3. Widen your search
In many credit unions, the search for new board members is limited to acquaintances and colleagues of the current board. This practice tends to result in a new board that looks a lot like the old one.
It and can also mean that new board members have allegiances that make it difficult for them to question the status quo.
Look for ways to tap into the broader community through business and service organizations, referral agencies, and advertising.
4. Create a CEO/board partnership
Board members and the CEO must create an atmosphere where information is shared, assumptions are questioned, and divergent views are aired.
Creating a CEO/board partnership is critical to ensuring future board members can work well with the full board and the CEO.
5. Create an associate director program
A well‐run associate director program can greatly aid board succession planning efforts. This program can be viewed as a proving ground for future board members in a low‐cost, low‐risk context.
6. Institutionalize board succession planning
There’s no denying the value of long‐term board members. Their strong institutional knowledge and commitment to the credit union are valuable and much appreciated.
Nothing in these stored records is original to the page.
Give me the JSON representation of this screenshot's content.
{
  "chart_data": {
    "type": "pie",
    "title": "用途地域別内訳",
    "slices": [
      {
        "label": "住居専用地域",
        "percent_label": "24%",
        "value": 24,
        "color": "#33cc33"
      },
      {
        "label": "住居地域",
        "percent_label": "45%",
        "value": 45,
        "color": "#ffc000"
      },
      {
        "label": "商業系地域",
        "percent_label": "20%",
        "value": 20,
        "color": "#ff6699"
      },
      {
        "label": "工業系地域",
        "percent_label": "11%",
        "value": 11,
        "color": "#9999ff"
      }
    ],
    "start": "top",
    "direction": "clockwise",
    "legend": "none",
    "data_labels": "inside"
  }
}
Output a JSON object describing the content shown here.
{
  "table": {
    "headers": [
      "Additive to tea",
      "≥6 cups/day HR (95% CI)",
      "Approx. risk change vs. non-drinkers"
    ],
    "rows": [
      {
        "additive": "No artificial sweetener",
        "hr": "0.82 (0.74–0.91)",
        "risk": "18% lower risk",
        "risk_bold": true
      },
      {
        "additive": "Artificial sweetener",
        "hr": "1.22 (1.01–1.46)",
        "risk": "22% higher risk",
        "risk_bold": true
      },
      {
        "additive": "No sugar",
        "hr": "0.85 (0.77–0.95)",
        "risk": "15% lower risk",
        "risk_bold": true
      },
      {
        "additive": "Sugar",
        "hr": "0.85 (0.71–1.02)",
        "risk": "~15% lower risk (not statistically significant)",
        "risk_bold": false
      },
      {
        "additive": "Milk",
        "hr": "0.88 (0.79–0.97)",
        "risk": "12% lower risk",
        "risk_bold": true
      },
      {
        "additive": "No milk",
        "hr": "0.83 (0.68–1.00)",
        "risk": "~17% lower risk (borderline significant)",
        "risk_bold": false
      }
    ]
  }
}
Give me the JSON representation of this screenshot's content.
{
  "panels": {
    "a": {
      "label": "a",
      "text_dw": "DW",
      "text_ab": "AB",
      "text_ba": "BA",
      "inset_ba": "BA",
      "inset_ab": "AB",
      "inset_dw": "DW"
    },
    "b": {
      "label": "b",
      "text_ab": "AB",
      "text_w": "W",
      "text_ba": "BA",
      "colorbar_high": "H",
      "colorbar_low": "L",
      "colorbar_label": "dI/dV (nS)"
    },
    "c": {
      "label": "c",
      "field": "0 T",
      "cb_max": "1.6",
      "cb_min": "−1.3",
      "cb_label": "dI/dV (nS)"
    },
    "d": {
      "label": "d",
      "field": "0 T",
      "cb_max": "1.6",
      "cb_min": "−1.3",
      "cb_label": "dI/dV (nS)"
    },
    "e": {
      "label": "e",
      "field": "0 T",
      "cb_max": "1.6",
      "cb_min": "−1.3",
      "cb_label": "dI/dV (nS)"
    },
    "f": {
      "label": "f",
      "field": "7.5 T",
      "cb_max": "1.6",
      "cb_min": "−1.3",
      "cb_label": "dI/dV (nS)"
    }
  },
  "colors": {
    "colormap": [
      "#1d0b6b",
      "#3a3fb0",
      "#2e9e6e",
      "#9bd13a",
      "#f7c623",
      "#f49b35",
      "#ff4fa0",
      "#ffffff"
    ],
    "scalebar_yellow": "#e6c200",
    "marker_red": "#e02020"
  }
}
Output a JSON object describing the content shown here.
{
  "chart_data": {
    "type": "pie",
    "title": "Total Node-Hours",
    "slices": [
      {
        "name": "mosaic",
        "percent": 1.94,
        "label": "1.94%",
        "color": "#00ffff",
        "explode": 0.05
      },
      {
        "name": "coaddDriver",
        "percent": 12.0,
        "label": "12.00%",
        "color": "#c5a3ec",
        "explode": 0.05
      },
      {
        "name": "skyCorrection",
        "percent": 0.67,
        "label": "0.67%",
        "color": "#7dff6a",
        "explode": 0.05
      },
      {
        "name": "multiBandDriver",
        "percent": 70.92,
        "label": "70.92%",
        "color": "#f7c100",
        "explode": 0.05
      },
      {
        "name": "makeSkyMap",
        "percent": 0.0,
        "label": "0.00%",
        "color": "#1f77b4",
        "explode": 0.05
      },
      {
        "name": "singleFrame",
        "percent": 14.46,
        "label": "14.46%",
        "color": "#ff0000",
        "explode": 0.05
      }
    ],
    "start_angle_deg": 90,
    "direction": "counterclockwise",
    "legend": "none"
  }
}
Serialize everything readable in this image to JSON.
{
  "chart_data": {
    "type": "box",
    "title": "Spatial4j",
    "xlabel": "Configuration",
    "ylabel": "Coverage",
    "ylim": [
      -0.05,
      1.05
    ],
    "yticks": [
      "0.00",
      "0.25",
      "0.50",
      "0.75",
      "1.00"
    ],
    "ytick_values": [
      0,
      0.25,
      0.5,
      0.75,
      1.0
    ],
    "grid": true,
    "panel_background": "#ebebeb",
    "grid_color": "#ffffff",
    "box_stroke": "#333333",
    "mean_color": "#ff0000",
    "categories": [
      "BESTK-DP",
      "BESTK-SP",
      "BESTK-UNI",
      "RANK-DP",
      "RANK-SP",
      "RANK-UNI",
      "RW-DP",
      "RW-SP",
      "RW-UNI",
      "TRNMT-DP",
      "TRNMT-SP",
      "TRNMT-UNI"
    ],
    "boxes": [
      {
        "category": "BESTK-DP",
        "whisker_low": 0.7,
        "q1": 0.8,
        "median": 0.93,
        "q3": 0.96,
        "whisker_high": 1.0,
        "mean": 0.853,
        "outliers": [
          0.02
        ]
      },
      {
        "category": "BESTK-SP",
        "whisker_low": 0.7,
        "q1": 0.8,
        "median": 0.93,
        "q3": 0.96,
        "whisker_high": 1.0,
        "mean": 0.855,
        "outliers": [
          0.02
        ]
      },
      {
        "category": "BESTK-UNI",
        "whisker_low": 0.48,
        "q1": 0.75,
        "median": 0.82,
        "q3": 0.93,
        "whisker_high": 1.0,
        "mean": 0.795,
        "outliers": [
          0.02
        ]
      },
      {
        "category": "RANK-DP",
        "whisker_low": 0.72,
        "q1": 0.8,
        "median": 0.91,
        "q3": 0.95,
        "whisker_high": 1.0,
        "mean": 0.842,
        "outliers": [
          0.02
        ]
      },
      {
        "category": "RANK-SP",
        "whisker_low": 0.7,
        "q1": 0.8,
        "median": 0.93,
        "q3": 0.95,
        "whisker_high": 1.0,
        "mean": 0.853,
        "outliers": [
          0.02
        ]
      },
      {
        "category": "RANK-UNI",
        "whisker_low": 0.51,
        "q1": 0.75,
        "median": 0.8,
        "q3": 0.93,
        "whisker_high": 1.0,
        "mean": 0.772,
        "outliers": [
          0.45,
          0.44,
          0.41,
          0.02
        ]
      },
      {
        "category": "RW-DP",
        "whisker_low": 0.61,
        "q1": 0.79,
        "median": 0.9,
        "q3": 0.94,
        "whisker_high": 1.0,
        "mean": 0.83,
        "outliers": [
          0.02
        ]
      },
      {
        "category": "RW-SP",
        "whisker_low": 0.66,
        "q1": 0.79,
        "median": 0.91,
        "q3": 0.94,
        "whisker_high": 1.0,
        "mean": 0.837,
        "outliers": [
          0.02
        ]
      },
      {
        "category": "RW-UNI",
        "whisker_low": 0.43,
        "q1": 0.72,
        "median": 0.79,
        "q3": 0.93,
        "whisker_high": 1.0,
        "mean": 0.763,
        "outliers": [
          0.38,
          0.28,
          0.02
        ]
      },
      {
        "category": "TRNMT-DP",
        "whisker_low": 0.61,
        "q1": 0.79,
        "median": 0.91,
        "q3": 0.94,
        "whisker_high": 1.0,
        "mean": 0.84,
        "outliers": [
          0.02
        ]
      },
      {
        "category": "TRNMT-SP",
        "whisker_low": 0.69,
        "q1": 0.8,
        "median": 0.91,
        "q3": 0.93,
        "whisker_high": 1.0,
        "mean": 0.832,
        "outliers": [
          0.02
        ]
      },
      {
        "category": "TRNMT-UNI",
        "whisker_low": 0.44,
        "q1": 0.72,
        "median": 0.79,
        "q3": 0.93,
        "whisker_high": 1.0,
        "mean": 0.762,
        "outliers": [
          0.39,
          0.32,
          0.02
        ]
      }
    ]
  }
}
But it’s important to balance longevity with the benefits of new perspectives and fresh energy. Consider implementing written policies (term limits, associate directors, etc.) to ensure a rigorous board succession planning process.
As credit union stewards, board members have a unique responsibility to put effective succession planning processes in place.
7. (Re)consider term limits
Term limits aren’t commonplace in credit unions today. Some reasons for this are legal while others are strategic.
But term limits can play a positive role in the health of the credit union’s board. Talk to credit union peers using term limits to discuss the efficacy of this approach at your credit union.
8. Use the CU brand as a recruiting tool
A strong brand will help drive potential volunteers to the credit union. If your credit union isn’t widely recognized locally, chances are you haven’t effectively communicated the unique and inspiring value you represent.
Develop tactics to brandish your image more aggressively. There’s no denying the power of potential volunteers coming to your credit union due to its well‐respected place in the community.
9. Implement director self‐evaluation
Board self‐evaluations allow you to create an objective conversation around board performance issues. These types of conversations don’t typically exist because most boards lack information about their performance.
And, perhaps most difficult of all, you must be willing to remove members from the board who don’t meet performance goals.
10. Require continuing education
Although increased board diversity combined with professional expertise and experience will help you create a better board, these traits aren’t enough. Board members will only gain and maintain needed knowledge and proficiency with ongoing education.
Continuing education policies aren’t just “feel good” measures—they correlate strongly with good governance. “Effective Credit Union Board Succession Planning” reports that all credit unions ranked in the top 10% of governance had continuing education policies in place, compared to only 11% among those in the bottom 10%.